His trial began in October 2023. His former inner circle — including Caroline Ellison (Alameda CEO and SBF's ex-girlfriend), Gary Wang (FTX co-founder), and Ryan Salame — all pleaded guilty and cooperated with prosecutors.
The trial lasted three weeks. The jury deliberated for less than five hours before returning a verdict:
Guilty on all 7 counts.
| Count | Charge | Verdict |
|---|---|---|
| 1 | Wire fraud on FTX customers | Guilty |
| 2 | Wire fraud conspiracy on FTX customers | Guilty |
| 3 | Securities fraud on FTX investors | Guilty |
| 4 | Securities fraud conspiracy | Guilty |
| 5 | Wire fraud on Alameda lenders | Guilty |
| 6 | Commodities fraud conspiracy | Guilty |
| 7 | Money laundering conspiracy | Guilty |
In March 2024, SBF was sentenced to 25 years in federal prison — one of the longest sentences ever handed down for financial fraud.
Contagion and Fallout
The FTX collapse did not happen in isolation. The shockwave hit the entire industry:
- BlockFi — filed for bankruptcy within weeks, citing FTX exposure
- Genesis — halted withdrawals, eventually filed for bankruptcy
- Digital Currency Group (DCG) — faced severe financial pressure
- Crypto.com, Coinbase, Kraken — all saw massive deposit outflows as trust collapsed
- Bitcoin fell from ~$21,000 to ~$16,000 in the week of collapse
- The total crypto market cap dropped by ~$200 billion in two weeks
The collapse also accelerated regulatory action globally. The EU's MiCA regulation — already in progress — gained political urgency. In the US, Congress launched multiple hearings and the SEC dramatically increased enforcement actions.
Legacy
The FTX collapse is widely considered a defining moment in crypto history — and one of the largest financial frauds ever committed. It became shorthand for everything wrong with the industry: opacity, conflicts of interest, celebrity endorsements masking fraud, and the dangerous concentration of power in unregulated centralized exchanges.

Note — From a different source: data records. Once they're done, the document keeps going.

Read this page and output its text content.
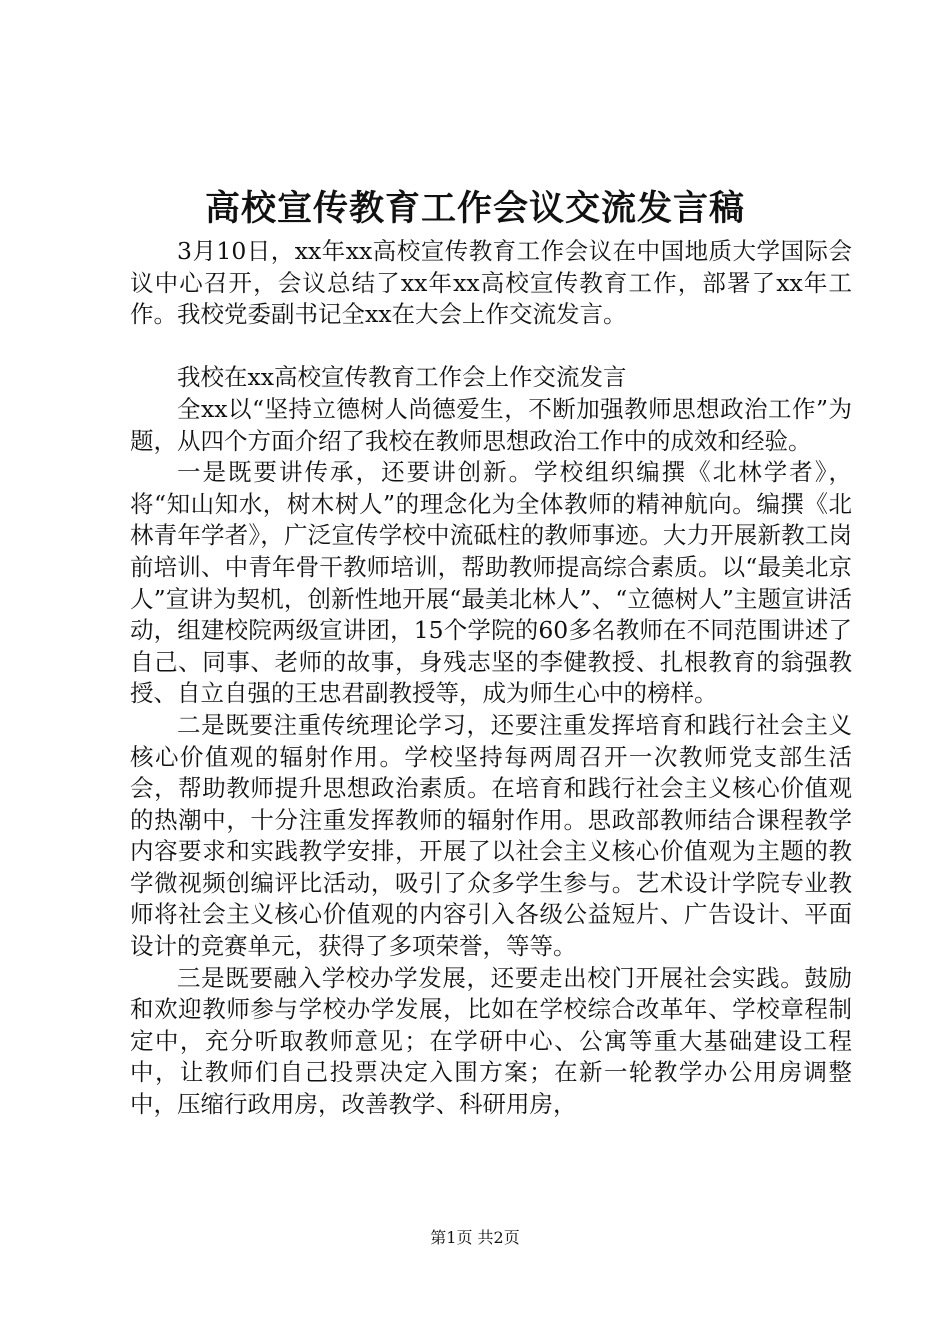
高校宣传教育工作会议交流发言稿

3月10日，xx年xx高校宣传教育工作会议在中国地质大学国际会议中心召开，会议总结了xx年xx高校宣传教育工作，部署了xx年工作。我校党委副书记全xx在大会上作交流发言。

我校在xx高校宣传教育工作会上作交流发言

全xx以“坚持立德树人尚德爱生，不断加强教师思想政治工作”为题，从四个方面介绍了我校在教师思想政治工作中的成效和经验。

一是既要讲传承，还要讲创新。学校组织编撰《北林学者》，将“知山知水，树木树人”的理念化为全体教师的精神航向。编撰《北林青年学者》，广泛宣传学校中流砥柱的教师事迹。大力开展新教工岗前培训、中青年骨干教师培训，帮助教师提高综合素质。以“最美北京人”宣讲为契机，创新性地开展“最美北林人”、“立德树人”主题宣讲活动，组建校院两级宣讲团，15个学院的60多名教师在不同范围讲述了自己、同事、老师的故事，身残志坚的李健教授、扎根教育的翁强教授、自立自强的王忠君副教授等，成为师生心中的榜样。

二是既要注重传统理论学习，还要注重发挥培育和践行社会主义核心价值观的辐射作用。学校坚持每两周召开一次教师党支部生活会，帮助教师提升思想政治素质。在培育和践行社会主义核心价值观的热潮中，十分注重发挥教师的辐射作用。思政部教师结合课程教学内容要求和实践教学安排，开展了以社会主义核心价值观为主题的教学微视频创编评比活动，吸引了众多学生参与。艺术设计学院专业教师将社会主义核心价值观的内容引入各级公益短片、广告设计、平面设计的竞赛单元，获得了多项荣誉，等等。

三是既要融入学校办学发展，还要走出校门开展社会实践。鼓励和欢迎教师参与学校办学发展，比如在学校综合改革年、学校章程制定中，充分听取教师意见；在学研中心、公寓等重大基础建设工程中，让教师们自己投票决定入围方案；在新一轮教学办公用房调整中，压缩行政用房，改善教学、科研用房，

第1页 共2页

At the same time, it accelerated the argument for self-custody ("not your keys, not your coins"), on-chain transparency, and decentralized exchanges — the very principles that crypto was founded on before centralized platforms grew to dominate.
John Ray III, appointed as FTX's new CEO during the bankruptcy (the same person who oversaw the Enron bankruptcy), described FTX as having "a complete failure of corporate controls" and said in a court filing: "Never in my career have I seen such a complete failure of corporate controls and such a complete absence of trustworthy financial information."
SBF remains in federal custody. His lawyers have filed an appeal.